Structure and phase determination of laterally attached side-chain liquid crystalline polynorbornenes with a 1-carbon spacer.

摘要

Most laterally attached side-chain liquid crystalline polymers (SCLCPs) synthesized thus far have exhibited only the nematic (N) phase. In order to search for laterally attached SCLCPs having a smectic C (S_C) phase, a series of polynorbornenes (PNBEs) with 1,4-bis[(3′-fluoro-4 ′-n-alkoxyphenyl)ethynyl]benzene mesogens ( n = 1–12) laterally attached to the polymer backbones through a one-carbon spacer was previously synthesized.; According to the DSC results, PNBEs (n = 9–12) exhibit three thermal events: a broad transition and two overlapped first-order transitions. For PNBEs (n = 1–12), as the number of methylene units in the side chains decreases, the broad thermal transition becomes less obvious and the separation of two transitions becomes difficult.; Wide angle X-ray diffraction experiments reveal the tilted low-angle reflections for n = 12, indicating that the mesogens organize into a tilted layer structure of a S_C phase at room temperature. The intensity and sharpness of low-angle reflections decrease with decreasing number of methylene units.; The tilt angle of low-angle reflections decreases greatly from 70°C for PNBEs (n = 9–11), and 60°C for n = 12 on heating.

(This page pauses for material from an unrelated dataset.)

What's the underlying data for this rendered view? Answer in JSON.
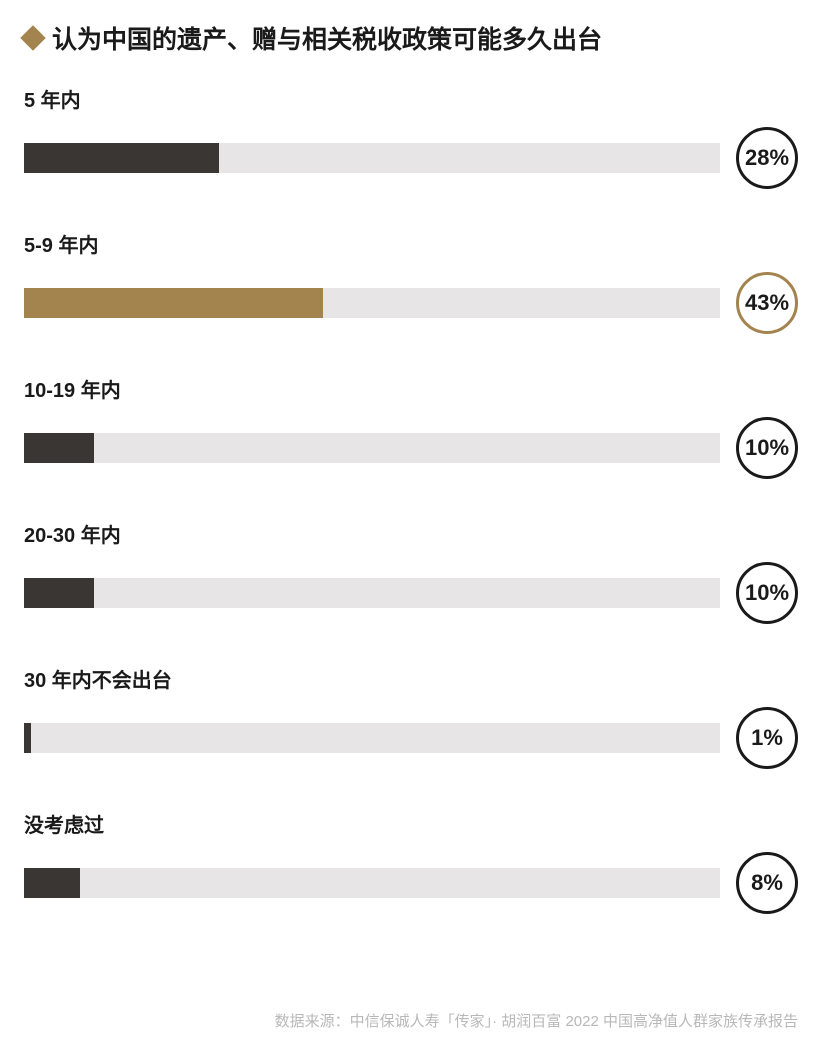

The tilt angle of n = 2–4 almost does not change. Therefore, the broad transition observed by DSC is associated with the change in the tilt angle.; Polarized light microscopy shows that the highest temperature ordered phase is the N phase. The lower-temperature first-order transition observed for PNBEs (n = 9–11) is a SC → N phase transition. However, the S_A phase is observed in fiber pattern of n = 12 around 85°C. The transition between the S_C and S_A phase is not first order according to DSC, and instead second order.; The plot of the scattering intensity as a function of temperature shows that the intensity sharply decreases at the temperature corresponding to the S_C → N phase transition for n = 8–11. But there is no sudden change in intensity for n = 2–7. Therefore, the phase at room temperature for n = 2–7 can be recognized as the N phase with the S_C fluctuation.